Een eenduidig antwoord op deze vraag is dus niet te geven.

De rente is het bedrag dat iemand die een bedrag heeft geleend aan het einde van een periode moet worden betaald, de disconteringsvoet het bedrag dat daarvoor in de plaats iemand aan het begin van de periode moet betalen.

Boekhoud- en belastingregels vereisen soms de berekening van de contante waarde van in de toekomst te betalen of te ontvangen bedragen. Daarnaast is het ook voor een persoon of bedrijf zelf nuttig omdat het inzicht geeft in de financiële situatie, of de aantrekkelijkheid van een financieel product. Niet slechts het netto te ontvangen bedrag, maar ook de tijdstippen waarop de kosten en inkomsten vallen, spelen hierdoor een rol in de besluitvorming. Hierdoor is het aantrekkelijk inkomsten zo spoedig mogelijk te ontvangen en kosten indien mogelijk naar de toekomst te schuiven.

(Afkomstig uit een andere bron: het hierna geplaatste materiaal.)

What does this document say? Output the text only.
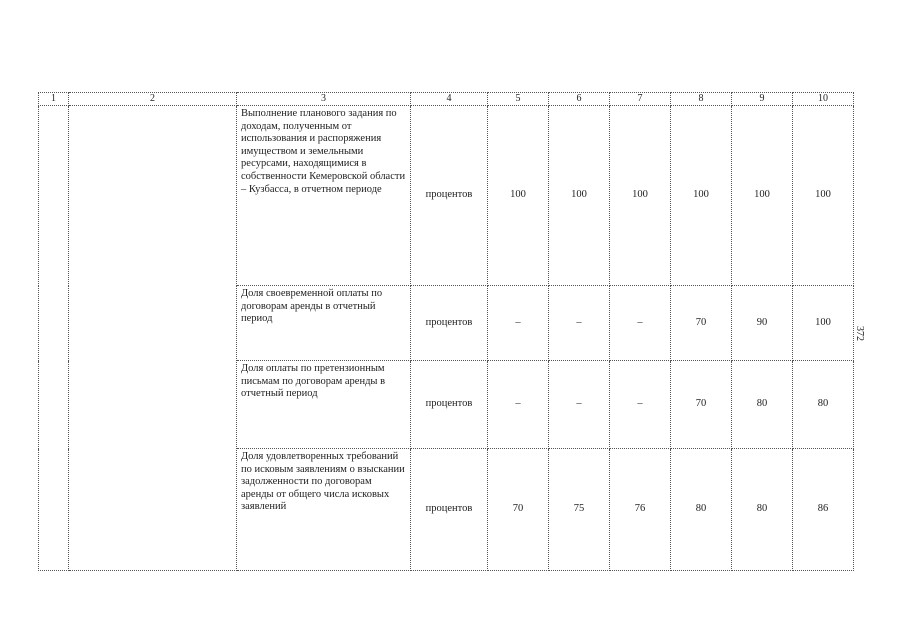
1	2	3	4	5	6	7	8	9	10
		Выполнение планового задания по доходам, полученным от использования и распоряжения имуществом и земельными ресурсами, находящимися в собственности Кемеровской области – Кузбасса, в отчетном периоде	процентов	100	100	100	100	100	100
		Доля своевременной оплаты по договорам аренды в отчетный период	процентов	–	–	–	70	90	100
		Доля оплаты по претензионным письмам по договорам аренды в отчетный период	процентов	–	–	–	70	80	80
		Доля удовлетворенных требований по исковым заявлениям о взыскании задолженности по договорам аренды от общего числа исковых заявлений	процентов	70	75	76	80	80	86
372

Het naar de toekomst schuiven van kosten is een belangrijke gedachte binnen de belastingplanning. Omdat belastingen een last zijn voor de liquiditeit, is het aantrekkelijk belastingheffing indien mogelijk naar toekomstige jaren te schuiven. Belastingfaciliteiten bieden hier enige speling in door middel van het toestaan van versnelde afschrijvingen en de mogelijkheid waardestijgingen van bepaalde zaken (bijvoorbeeld onroerend goed) niet in aanmerking te nemen. Hierdoor is de fiscale jaarrekening en daarmee de fiscale winst anders dan de bedrijfseconomische winst. Door waardestijgingen en afschrijvingsverschillen en hiermee toekomstige winstneming naar de toekomst te schuiven, ontstaat een latente belastingschuld. Dit is echter weinig bezwaarlijk, want de belasting moet hoe dan ook betaald worden en een betaling in de toekomst is minder dan een gelijke euro heden.

Bij effecten met een goede verhandelbaarheid is de koers in principe gelijk aan de contante waarde van de uit te keren dividenden.[1]